Local food currently makes up about 1.5% of the total UK food market, with sales of £2.34bn.

With the right approach from retailers and producers, that figure could reach £15.6bn in 10 years, the report by consultant Henry Brown and farmer John Geldard said.

The report defined local as British, seasonal, sold within a limited area and recognised as local by consumers.

To achieve significant growth, industry leaders should set up a steering group to establish and implement the goals highlighted, recommended its authors.

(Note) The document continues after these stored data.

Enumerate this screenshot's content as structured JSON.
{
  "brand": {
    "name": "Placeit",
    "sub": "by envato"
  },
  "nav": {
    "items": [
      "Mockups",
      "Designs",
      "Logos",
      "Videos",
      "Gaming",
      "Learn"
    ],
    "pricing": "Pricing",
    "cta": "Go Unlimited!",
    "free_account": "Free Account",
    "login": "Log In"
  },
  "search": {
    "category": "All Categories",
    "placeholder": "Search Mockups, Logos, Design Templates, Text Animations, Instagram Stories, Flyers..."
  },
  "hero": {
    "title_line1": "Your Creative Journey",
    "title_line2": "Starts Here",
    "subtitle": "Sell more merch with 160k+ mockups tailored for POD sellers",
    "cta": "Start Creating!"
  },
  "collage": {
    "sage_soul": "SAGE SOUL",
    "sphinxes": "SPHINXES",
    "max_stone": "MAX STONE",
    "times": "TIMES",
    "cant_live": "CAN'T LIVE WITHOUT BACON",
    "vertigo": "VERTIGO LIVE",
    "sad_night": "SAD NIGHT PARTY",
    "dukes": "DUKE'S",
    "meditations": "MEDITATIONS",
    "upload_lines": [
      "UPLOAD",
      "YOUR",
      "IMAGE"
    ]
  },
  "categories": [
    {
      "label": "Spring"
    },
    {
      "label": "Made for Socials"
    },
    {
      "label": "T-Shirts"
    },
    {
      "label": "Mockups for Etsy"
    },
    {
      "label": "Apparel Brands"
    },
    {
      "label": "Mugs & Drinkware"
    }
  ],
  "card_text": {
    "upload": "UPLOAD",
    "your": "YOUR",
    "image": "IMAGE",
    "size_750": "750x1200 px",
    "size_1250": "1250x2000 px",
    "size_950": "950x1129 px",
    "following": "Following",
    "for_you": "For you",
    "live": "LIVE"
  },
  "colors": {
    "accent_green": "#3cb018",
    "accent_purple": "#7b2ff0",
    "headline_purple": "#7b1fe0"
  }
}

A local food information centre should be set up to promote local messages to consumers, they said.

Retailers also needed to do more to merchandise local food better in store, ensuring displays were full, sales maximised and wastage reduced, while a system of store accreditation should be set up for supermarkets that sold local food.

The report added that producers should scale up production to supply large customers, who in turn needed to offer them the chance to recoup that investment. "A substantial increase in the volume of local food can only be achieved through action in the mainstream food market - supermarkets, foodservice and public sector - where most food is sold in the UK," the report said.

Local food hubs should also be used by producers so larger customers could source food without altering their centralised distribution systems, it added.

I t also encouraged producers to collaborate via a marketing desk approach that would give them more strength to supply national organisations.

Although targeted primarily at the industry, the report urged the Government to offer encouragement and financial support for the expansion of local food.